Fraunhofer FEP optimises production process for metal-polymer electrodes

Fraunhofer FEP has developed a new roll-to-roll production process for manufacturing metal-on-polymer current collectors. This enables electrodes to be made using polymer films instead of metal foils – reducing battery weight while maintaining comparable performance.

Image: Fraunhofer FEP, Finn Hoyer

The Fraunhofer Institute for Electron Beam and Plasma Technology (FEP) sees its results as “valuable basis for optimizing lithium-ion batteries” in industry. According to Fraunhofer FEP, the technology developed by its researchers enables “the precise application of copper and aluminum layers onto polymer films to produce current collectors with electrical conductivity and thickness comparable to conventional metal foil-based current collectors.” While current collectors are also simply referred to as electrodes, Fraunhofer FEP consistently uses the term ‘current collectors’ in its announcement.
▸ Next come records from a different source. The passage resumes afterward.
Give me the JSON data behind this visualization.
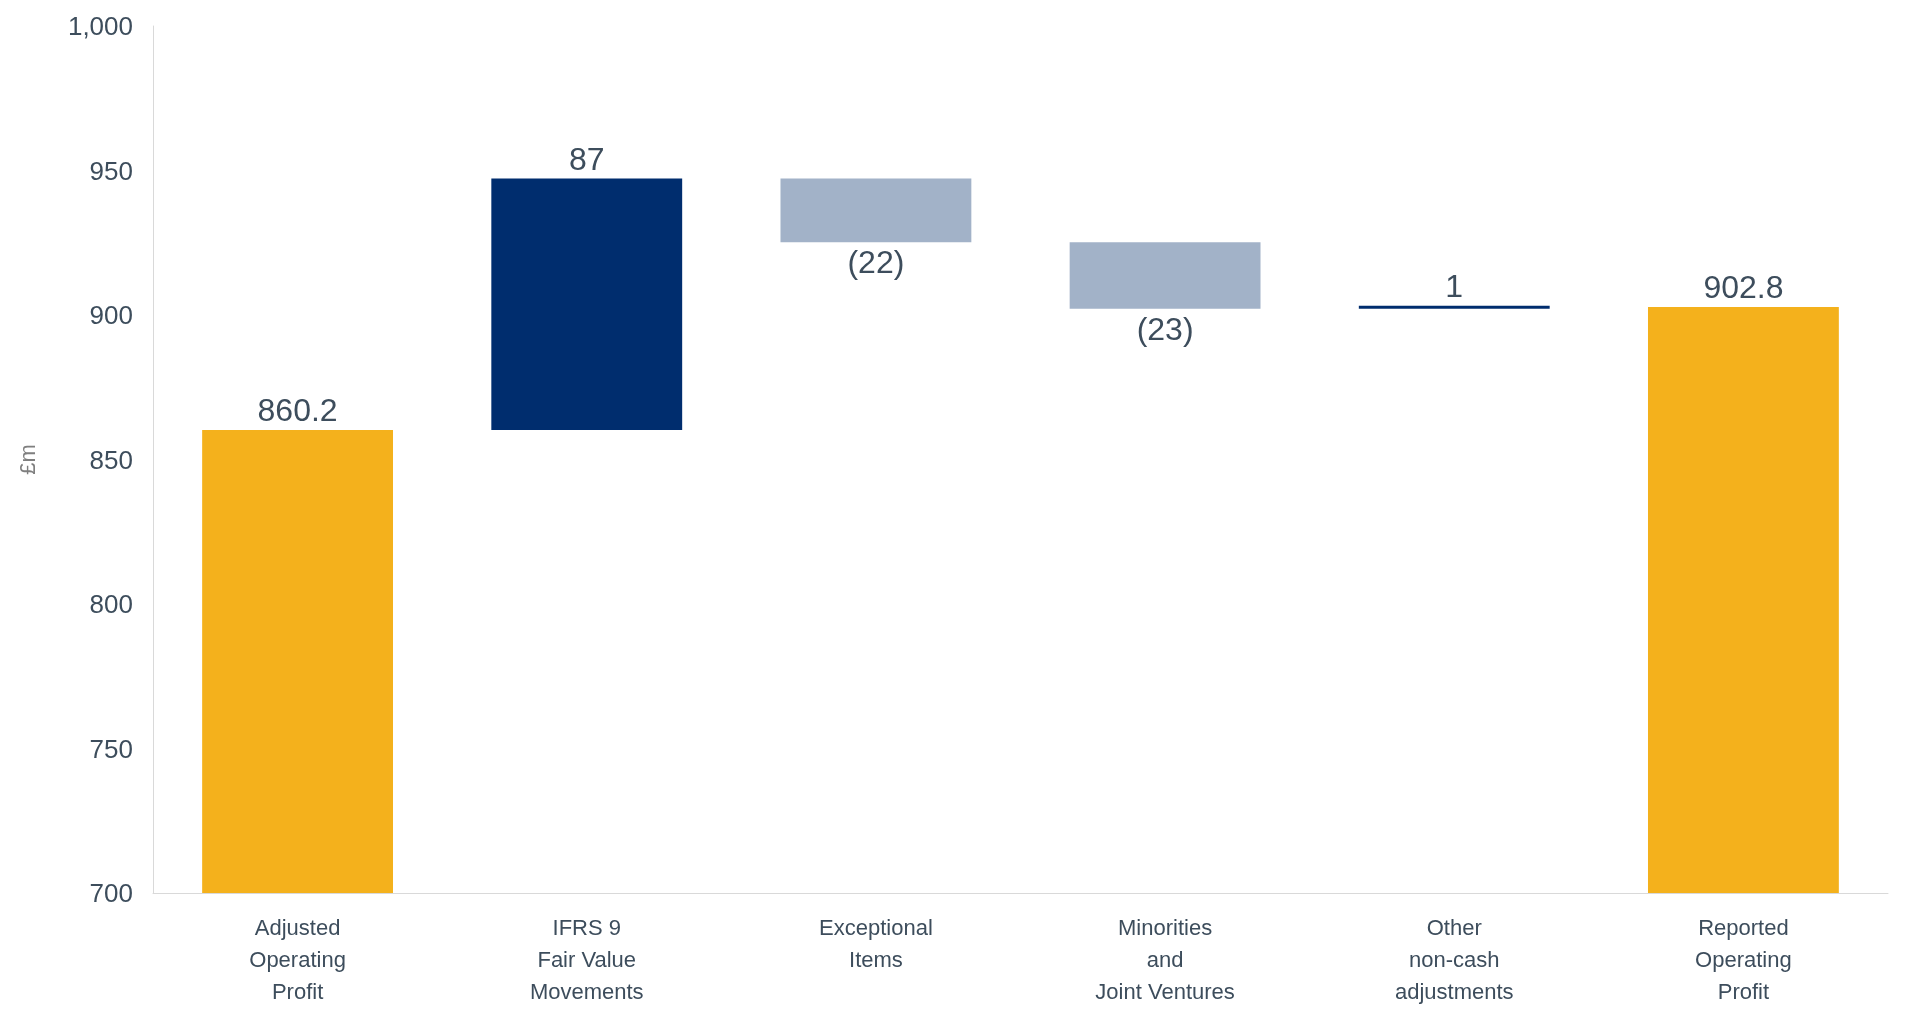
{
  "chart_data": {
    "type": "bar",
    "ylabel": "£m",
    "categories": [
      "Adjusted\nOperating\nProfit",
      "IFRS 9\nFair Value\nMovements",
      "Exceptional\nItems",
      "Minorities\nand\nJoint Ventures",
      "Other\nnon-cash\nadjustments",
      "Reported\nOperating\nProfit"
    ],
    "values": [
      860.2,
      87,
      -22,
      -23,
      1,
      902.8
    ],
    "base": [
      null,
      860.2,
      947.2,
      925.2,
      902.2,
      null
    ],
    "colors": [
      "#f4b11c",
      "#002d6e",
      "#a2b2c8",
      "#a2b2c8",
      "#002d6e",
      "#f4b11c"
    ],
    "value_labels": [
      "860.2",
      "87",
      "(22)",
      "(23)",
      "1",
      "902.8"
    ],
    "ylim": [
      700,
      1000
    ],
    "yticks": [
      700,
      750,
      800,
      850,
      900,
      950,
      {
        "value": 1000,
        "label": "1,000"
      }
    ],
    "grid": false
  }
}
Battery electrodes are produced by coating the active materials (such as a lithium, nickel, manganese, cobalt and binder mixture in an NMC cathode) onto a thin metal foil. This metal foil – typically aluminium for the cathode and copper for the anode – serves as the carrier, while the electrochemical reaction for energy storage takes place on the coating surface. The innovation here focuses precisely on replacing these carrier foils inside the electrodes.

The research team in Dresden has substituted the pure metal foil with a polymer film coated on both sides with a thin layer of aluminium or copper – offering similar conductivity properties to pure metal foils. Both copper and aluminium coatings are around one micrometre thick. According to Fraunhofer FEP, the coated polymer films remained “free of significant wrinkling – ideal for further processing in battery production.” The coatings themselves were applied using electron beam evaporation.
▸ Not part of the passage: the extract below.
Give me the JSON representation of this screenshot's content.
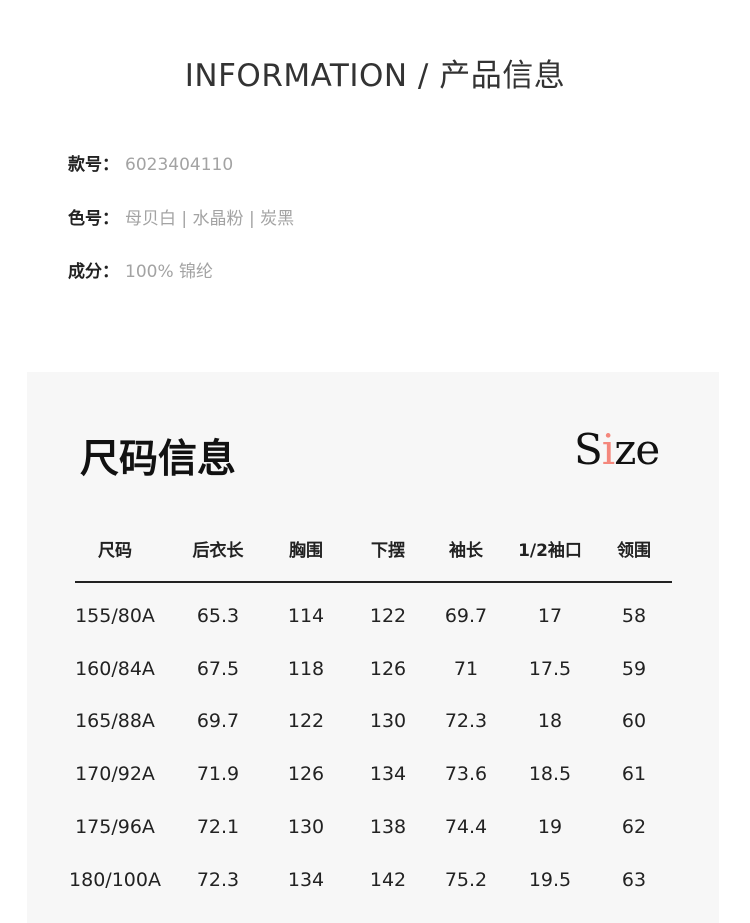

“The challenge was to design the polymer films and the coating process in such a way that the thickness of the current collector could be comparable to that of current metal films and the metal layer could have optimum electrical conductivity,” says technical project manager Claus Luber. The team succeeded and demonstrated the deposition of thick copper and aluminium layers onto 12-micrometre PET films. Deposition was carried out in a roll-to-roll process on web widths up to 60 centimetres.
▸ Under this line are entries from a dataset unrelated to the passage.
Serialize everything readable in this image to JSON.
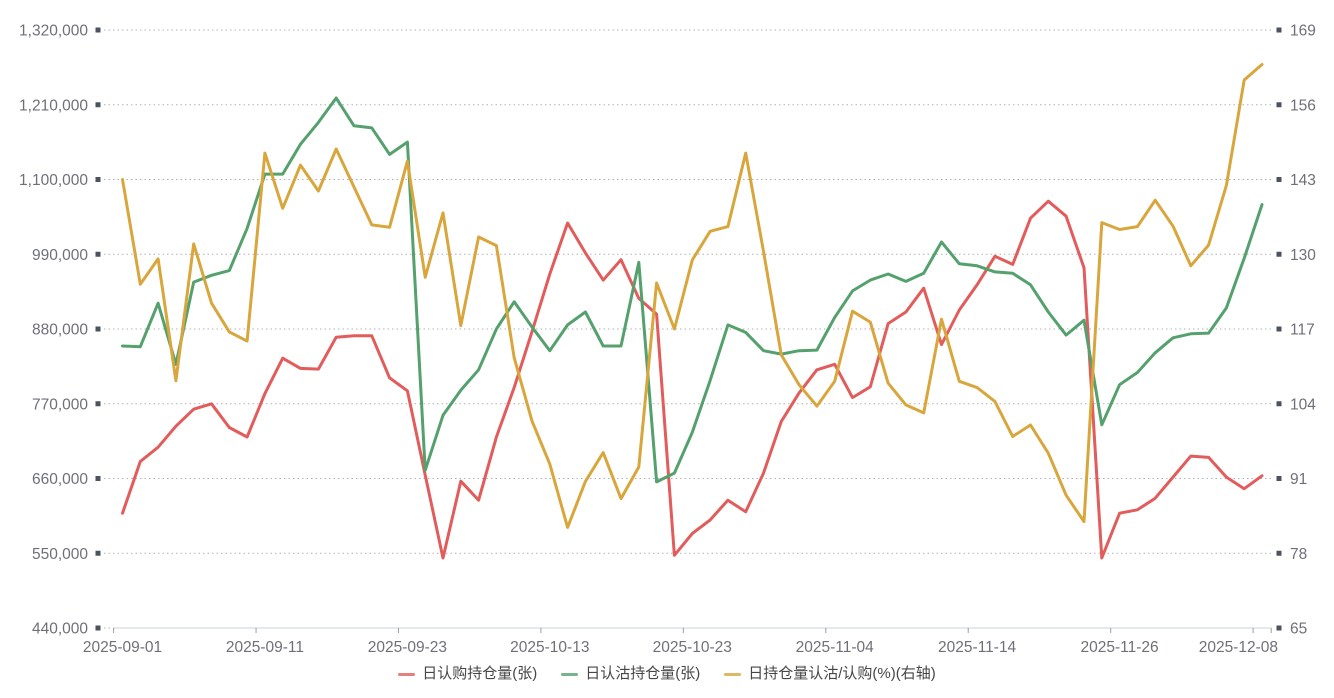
{
  "chart_data": {
    "type": "line",
    "title": "",
    "categories": [
      "2025-09-01",
      "2025-09-02",
      "2025-09-03",
      "2025-09-04",
      "2025-09-05",
      "2025-09-08",
      "2025-09-09",
      "2025-09-10",
      "2025-09-11",
      "2025-09-12",
      "2025-09-15",
      "2025-09-16",
      "2025-09-17",
      "2025-09-18",
      "2025-09-19",
      "2025-09-22",
      "2025-09-23",
      "2025-09-24",
      "2025-09-25",
      "2025-09-26",
      "2025-09-29",
      "2025-09-30",
      "2025-10-09",
      "2025-10-10",
      "2025-10-13",
      "2025-10-14",
      "2025-10-15",
      "2025-10-16",
      "2025-10-17",
      "2025-10-20",
      "2025-10-21",
      "2025-10-22",
      "2025-10-23",
      "2025-10-24",
      "2025-10-27",
      "2025-10-28",
      "2025-10-29",
      "2025-10-30",
      "2025-10-31",
      "2025-11-03",
      "2025-11-04",
      "2025-11-05",
      "2025-11-06",
      "2025-11-07",
      "2025-11-10",
      "2025-11-11",
      "2025-11-12",
      "2025-11-13",
      "2025-11-14",
      "2025-11-17",
      "2025-11-18",
      "2025-11-19",
      "2025-11-20",
      "2025-11-21",
      "2025-11-24",
      "2025-11-25",
      "2025-11-26",
      "2025-11-27",
      "2025-11-28",
      "2025-12-01",
      "2025-12-02",
      "2025-12-03",
      "2025-12-04",
      "2025-12-05",
      "2025-12-08"
    ],
    "x_axis": {
      "label_indices": [
        0,
        8,
        16,
        24,
        32,
        40,
        48,
        56,
        64
      ],
      "labels_shown": [
        "2025-09-01",
        "2025-09-11",
        "2025-09-23",
        "2025-10-13",
        "2025-10-23",
        "2025-11-04",
        "2025-11-14",
        "2025-11-26",
        "2025-12-08"
      ]
    },
    "left_axis": {
      "min": 440000,
      "max": 1320000,
      "ticks": [
        440000,
        550000,
        660000,
        770000,
        880000,
        990000,
        1100000,
        1210000,
        1320000
      ]
    },
    "right_axis": {
      "min": 65,
      "max": 169,
      "ticks": [
        65,
        78,
        91,
        104,
        117,
        130,
        143,
        156,
        169
      ]
    },
    "grid": {
      "horizontal_dotted": true,
      "legend_position": "bottom"
    },
    "series": [
      {
        "name": "日认购持仓量(张)",
        "axis": "left",
        "color": "#E25C5C",
        "values": [
          609000,
          685000,
          706000,
          737000,
          762000,
          770000,
          735000,
          721000,
          785000,
          837000,
          822000,
          821000,
          868000,
          870000,
          870000,
          808000,
          789000,
          665000,
          543000,
          656000,
          628000,
          721000,
          794000,
          876000,
          961000,
          1036000,
          992000,
          952000,
          982000,
          925000,
          902000,
          547000,
          579000,
          599000,
          628000,
          611000,
          668000,
          744000,
          786000,
          820000,
          828000,
          779000,
          795000,
          888000,
          905000,
          940000,
          857000,
          908000,
          945000,
          987000,
          975000,
          1043000,
          1068000,
          1046000,
          970000,
          543000,
          609000,
          614000,
          631000,
          662000,
          693000,
          691000,
          662000,
          645000,
          664000
        ]
      },
      {
        "name": "日认沽持仓量(张)",
        "axis": "left",
        "color": "#55A16D",
        "values": [
          855000,
          854000,
          918000,
          828000,
          949000,
          959000,
          966000,
          1028000,
          1108000,
          1108000,
          1152000,
          1184000,
          1220000,
          1179000,
          1176000,
          1137000,
          1155000,
          672000,
          753000,
          790000,
          820000,
          880000,
          920000,
          883000,
          848000,
          886000,
          905000,
          855000,
          855000,
          978000,
          655000,
          668000,
          728000,
          804000,
          886000,
          875000,
          848000,
          843000,
          848000,
          849000,
          897000,
          936000,
          952000,
          961000,
          950000,
          962000,
          1008000,
          976000,
          973000,
          964000,
          962000,
          945000,
          905000,
          871000,
          893000,
          739000,
          798000,
          816000,
          845000,
          867000,
          873000,
          874000,
          911000,
          984000,
          1063000
        ]
      },
      {
        "name": "日持仓量认沽/认购(%)(右轴)",
        "axis": "right",
        "color": "#D8A63C",
        "values": [
          143.0,
          124.8,
          129.2,
          108.0,
          131.8,
          121.5,
          116.5,
          114.9,
          147.6,
          138.0,
          145.5,
          141.0,
          148.3,
          141.7,
          135.1,
          134.7,
          146.2,
          126.0,
          137.2,
          117.6,
          133.0,
          131.5,
          112.0,
          101.0,
          93.5,
          82.5,
          90.5,
          95.5,
          87.5,
          93.0,
          125.0,
          117.0,
          129.0,
          134.0,
          134.8,
          147.6,
          130.5,
          112.5,
          107.3,
          103.6,
          107.9,
          120.1,
          118.2,
          107.6,
          103.8,
          102.4,
          118.7,
          107.9,
          106.8,
          104.4,
          98.3,
          100.3,
          95.4,
          88.1,
          83.5,
          135.5,
          134.3,
          134.8,
          139.4,
          134.9,
          128.0,
          131.6,
          142.0,
          160.3,
          163.0
        ]
      }
    ]
  },
  "legend": {
    "items": [
      {
        "label": "日认购持仓量(张)",
        "color": "#E25C5C"
      },
      {
        "label": "日认沽持仓量(张)",
        "color": "#55A16D"
      },
      {
        "label": "日持仓量认沽/认购(%)(右轴)",
        "color": "#D8A63C"
      }
    ]
  },
  "style": {
    "axis_label_color": "#6E7079",
    "axis_tick_square_color": "#4C5260",
    "axis_line_color": "#CBD0D8",
    "x_tick_color": "#999DA5",
    "gridline_color": "#AEB1B9",
    "legend_text_color": "#464646",
    "background": "#FFFFFF"
  }
}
Polymer films offer two main advantages. Firstly, they are lighter than pure metal foils due to the ultra-thin metal coating of just one micrometre per side. This reduces electrode weight and increases the battery cell’s energy density. More importantly, however, is the safety aspect. Should an internal short circuit occur, the polymer substrate melts, interrupting the current path. “ This prevents heat from continuing to build up and causing thermal runaway,” explain the researchers.

In the PolySafe project funded by Germany’s Federal Ministry of Education and Research (BMBF), the team demonstrated not only the production process but also a functional cell based on these electrodes. Project partner TU Braunschweig manufactured pouch cells using the metal-polymer current collectors. “These cells were tested for their electrochemical properties and compared with conventional reference cells. In these tests, the cells with metal-on-polymer current collectors performed similarly to the reference cells in terms of performance and cycle stability at different charging and discharging rates,” reports Fraunhofer FEP.